The Gowanus Canal is a body of water in Brooklyn, New York.

The Gowanus Canal started out as a tidal inlet flowing into what is now called Gowanus Bay. This inlet was called the "Gowanees Creek" by early Dutch settlers for a local Native American Chief Gowanee of the Canarsee tribe. The village of Brueklyn was created in 1643 with the Gowanus as its eastern edge.

As the City of Brooklyn grew and expanded, the inlet was modified to serve more utilitarian purposes. The New York State Legislature started the construction of the Gowanus Canal in 1848-9. The goals of construction were to eliminate the marshy wetlands and create a channel that would convey water away from the growing city and serve as a transportation line for an increasingly industrial area. Construction would be completed in the late 1860s. The community surrounding the Canal became diverse with Italian, Scandinavian and Irish immigrants living in vibrant residential areas such as Carroll Gardens and Boerum Hill to the west and Park Slope extending east from the water's edge to Prospect Park. Industrial and commercial interests also settled in the region, especially heavy industry like chemical plants, refineries and manufacturing that used the Canal as a source of water and an outlet system for waste.

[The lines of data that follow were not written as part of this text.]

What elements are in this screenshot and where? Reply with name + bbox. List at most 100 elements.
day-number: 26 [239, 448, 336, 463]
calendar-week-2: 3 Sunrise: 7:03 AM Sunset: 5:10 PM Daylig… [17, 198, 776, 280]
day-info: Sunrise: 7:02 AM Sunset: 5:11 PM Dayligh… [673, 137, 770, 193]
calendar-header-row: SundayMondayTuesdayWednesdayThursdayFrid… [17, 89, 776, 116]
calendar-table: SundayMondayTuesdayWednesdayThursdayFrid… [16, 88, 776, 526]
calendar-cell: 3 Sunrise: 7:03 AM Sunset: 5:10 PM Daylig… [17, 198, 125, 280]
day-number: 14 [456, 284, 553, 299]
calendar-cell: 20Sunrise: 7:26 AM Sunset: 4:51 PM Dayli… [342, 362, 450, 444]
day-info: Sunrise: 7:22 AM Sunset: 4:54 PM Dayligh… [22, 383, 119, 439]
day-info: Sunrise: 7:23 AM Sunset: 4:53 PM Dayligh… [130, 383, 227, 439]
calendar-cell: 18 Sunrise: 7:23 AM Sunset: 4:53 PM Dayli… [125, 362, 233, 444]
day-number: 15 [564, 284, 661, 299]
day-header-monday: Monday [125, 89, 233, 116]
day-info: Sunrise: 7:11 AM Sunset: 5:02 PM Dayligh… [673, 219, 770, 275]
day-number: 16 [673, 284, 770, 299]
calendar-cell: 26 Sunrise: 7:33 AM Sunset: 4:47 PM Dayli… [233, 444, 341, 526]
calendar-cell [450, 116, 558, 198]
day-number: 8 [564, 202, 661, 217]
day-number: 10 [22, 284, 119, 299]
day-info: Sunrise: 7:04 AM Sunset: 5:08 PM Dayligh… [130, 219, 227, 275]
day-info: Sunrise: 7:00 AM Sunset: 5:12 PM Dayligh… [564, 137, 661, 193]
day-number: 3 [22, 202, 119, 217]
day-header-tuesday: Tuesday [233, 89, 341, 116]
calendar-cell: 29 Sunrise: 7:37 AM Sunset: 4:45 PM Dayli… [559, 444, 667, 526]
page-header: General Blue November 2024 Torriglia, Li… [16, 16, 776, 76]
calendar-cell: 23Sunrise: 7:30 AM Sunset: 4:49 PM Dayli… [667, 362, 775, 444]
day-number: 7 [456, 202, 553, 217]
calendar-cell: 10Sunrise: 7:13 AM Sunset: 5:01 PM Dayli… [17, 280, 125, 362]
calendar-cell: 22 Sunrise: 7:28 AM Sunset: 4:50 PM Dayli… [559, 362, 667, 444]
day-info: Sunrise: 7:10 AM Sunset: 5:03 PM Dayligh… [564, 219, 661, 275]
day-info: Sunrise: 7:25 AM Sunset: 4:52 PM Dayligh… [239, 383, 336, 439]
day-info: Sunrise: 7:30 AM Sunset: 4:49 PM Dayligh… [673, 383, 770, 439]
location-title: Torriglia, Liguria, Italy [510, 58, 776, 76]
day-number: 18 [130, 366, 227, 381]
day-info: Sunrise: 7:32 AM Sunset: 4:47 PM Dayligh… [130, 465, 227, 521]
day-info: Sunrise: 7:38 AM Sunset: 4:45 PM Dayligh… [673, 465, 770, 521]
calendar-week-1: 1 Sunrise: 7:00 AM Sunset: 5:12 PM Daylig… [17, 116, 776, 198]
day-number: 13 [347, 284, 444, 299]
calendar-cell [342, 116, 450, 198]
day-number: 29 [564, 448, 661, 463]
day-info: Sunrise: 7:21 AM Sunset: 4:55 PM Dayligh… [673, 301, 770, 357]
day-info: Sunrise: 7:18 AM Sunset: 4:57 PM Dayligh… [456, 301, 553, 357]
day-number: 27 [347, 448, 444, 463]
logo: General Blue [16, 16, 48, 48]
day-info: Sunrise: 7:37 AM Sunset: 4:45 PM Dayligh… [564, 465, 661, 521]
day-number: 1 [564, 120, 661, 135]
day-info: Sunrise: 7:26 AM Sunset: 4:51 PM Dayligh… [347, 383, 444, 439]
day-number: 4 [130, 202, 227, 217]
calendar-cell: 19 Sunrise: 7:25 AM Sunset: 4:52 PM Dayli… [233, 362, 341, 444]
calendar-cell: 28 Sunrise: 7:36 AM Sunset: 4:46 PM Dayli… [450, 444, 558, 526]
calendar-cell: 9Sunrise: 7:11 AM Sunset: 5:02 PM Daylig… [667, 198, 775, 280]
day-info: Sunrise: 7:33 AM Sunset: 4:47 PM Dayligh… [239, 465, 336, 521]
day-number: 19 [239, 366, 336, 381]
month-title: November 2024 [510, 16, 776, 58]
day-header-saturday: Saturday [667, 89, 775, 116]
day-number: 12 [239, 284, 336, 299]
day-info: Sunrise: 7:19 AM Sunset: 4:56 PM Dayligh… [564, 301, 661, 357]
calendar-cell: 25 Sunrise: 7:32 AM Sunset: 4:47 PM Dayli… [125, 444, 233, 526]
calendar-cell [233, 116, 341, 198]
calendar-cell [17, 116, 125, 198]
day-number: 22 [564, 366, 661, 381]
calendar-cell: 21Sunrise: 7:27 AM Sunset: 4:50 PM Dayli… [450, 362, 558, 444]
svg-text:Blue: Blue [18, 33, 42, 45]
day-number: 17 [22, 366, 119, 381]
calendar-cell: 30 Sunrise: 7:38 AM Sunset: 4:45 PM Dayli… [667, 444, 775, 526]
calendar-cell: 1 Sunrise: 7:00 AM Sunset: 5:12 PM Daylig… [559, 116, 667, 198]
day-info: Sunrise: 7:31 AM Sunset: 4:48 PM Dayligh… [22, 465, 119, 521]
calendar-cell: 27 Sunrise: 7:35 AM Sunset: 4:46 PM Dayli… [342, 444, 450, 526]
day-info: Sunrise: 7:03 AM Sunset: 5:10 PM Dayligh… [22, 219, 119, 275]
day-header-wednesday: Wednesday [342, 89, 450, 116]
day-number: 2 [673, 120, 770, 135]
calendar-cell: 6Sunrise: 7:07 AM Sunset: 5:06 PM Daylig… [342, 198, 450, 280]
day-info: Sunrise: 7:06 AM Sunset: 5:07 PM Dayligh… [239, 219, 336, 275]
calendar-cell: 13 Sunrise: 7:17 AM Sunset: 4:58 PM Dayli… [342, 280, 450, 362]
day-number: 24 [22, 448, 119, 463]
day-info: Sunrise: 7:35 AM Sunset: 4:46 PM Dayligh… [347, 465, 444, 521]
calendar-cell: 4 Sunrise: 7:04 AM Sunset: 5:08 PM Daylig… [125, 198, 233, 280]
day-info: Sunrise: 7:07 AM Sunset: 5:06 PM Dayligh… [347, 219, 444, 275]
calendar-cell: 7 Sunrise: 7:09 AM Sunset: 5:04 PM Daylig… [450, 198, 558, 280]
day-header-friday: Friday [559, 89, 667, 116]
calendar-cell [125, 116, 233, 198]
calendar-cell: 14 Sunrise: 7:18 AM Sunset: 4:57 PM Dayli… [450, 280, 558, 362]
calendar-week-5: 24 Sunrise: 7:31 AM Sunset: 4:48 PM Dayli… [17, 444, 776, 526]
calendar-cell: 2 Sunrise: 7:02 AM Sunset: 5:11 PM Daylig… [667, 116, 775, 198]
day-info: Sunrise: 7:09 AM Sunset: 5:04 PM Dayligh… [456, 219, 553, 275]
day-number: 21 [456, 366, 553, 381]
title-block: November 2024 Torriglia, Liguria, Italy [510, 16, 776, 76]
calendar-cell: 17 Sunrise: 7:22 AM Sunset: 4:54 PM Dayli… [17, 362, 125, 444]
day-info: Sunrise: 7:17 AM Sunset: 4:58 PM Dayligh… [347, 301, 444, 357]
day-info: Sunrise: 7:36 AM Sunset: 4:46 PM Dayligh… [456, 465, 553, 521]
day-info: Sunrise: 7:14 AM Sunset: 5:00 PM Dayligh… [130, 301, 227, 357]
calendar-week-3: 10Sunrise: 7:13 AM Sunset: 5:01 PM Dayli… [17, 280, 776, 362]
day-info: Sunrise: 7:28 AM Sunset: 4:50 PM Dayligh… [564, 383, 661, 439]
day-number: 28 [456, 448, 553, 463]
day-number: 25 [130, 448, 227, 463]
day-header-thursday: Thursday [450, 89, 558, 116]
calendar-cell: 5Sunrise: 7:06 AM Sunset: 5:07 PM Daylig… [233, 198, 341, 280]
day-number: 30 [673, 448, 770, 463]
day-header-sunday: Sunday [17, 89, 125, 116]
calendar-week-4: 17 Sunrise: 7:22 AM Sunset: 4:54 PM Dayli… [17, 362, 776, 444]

By the beginning of the twentieth century, the Canal was over two miles long, stretching from the Gowanus Bay of New York Harbor south of Governors Island north to what is now Butler Street with several minor branches to the east. Decades of using the Canal as a drainage system had taken their toll, with hundreds of untreated sanitary and storm sewer connections and industrial outfalls emptying directly into the waterway. The vapors coming off of the Canal were unpleasant at best or toxic, dangerous and unbearable at worst.

The Flushing Tunnel opened in 1911, connecting the north end of the Canal to Buttermilk Channel in the East River with a 12 foot (3.7 m) diameter tunnel 6,280 feet long (1.9 km). This tunnel provided a means to circulate the stagnant and polluted water out into the harbor.

The construction of the Gowanus Expressway in the 1940s caused disruption on the maritime traffic in the Canal and the surrounding neighborhoods. The increased use of trucks for transportation reduced the need for barges on the Canal and the dissection of the neighborhoods to the south and west damaged property values. The nearby placement of two large public housing projects reduced the property values further. The Army Corps of Engineers considered the reduced barge traffic and found that continued dredging would no longer be cost effective in 1955. The flushing tunnel station broke in 1961 and was not repaired until 1999. An estimated 50% of Gowanus properties were abandoned or unused in the late 1970s. Incredibly, raw sewage drained directly into the Canal until the completion of the Red Hook Wastewater Treatment Facility in 1989. Raw sewage still directly enters the Canal under rainy overflow conditions.

Today, the Gowanus Canal is in somewhat better condition. Repairs of the Flushing Tunnel were completed in 1989 and the system now moves an average of 200 million gallons of fresh water per day1 through the Canal. Dredging of significant sedimentation was executed and numerous brownfield remediation projects are underway. Property values in the surrounding area are on the rise with an influx of both immigrant families and young professionals. Artists fleeing high rents in more cosmopolitan regions have moved their studios and residences to the area, finding space and light in quantities unavailable in Manhattan.

The Gowanus Canal is crossed by 5 vehicular and pedestrian drawbridges, not including the Gowanus Expressway. The difference between high and low tide is approximately 4 feet. The four northern bridges are opened 300-400 times per year on average. The Hamilton Avenue Drawbridge is opened considerably more frequently.

Sources:
Brooklyn Center for the Urban Environment (www.bcue.org)
www.gowanuscanal.com
gowanus.org/history/history.htm
www.placeinhistory.org/Projects/Gowanus/
www.epa.gov/fedrgstr/EPA-IMPACT/2000/August/Day-01/i19396.htm
http://www.nyc.gov/html/dep/html/press/99-28pr.html

1: This is from the DEP press release. 200,000,000 gallons/day yields 309 cfs for a tunnel average water velocity under 3 ft/sec.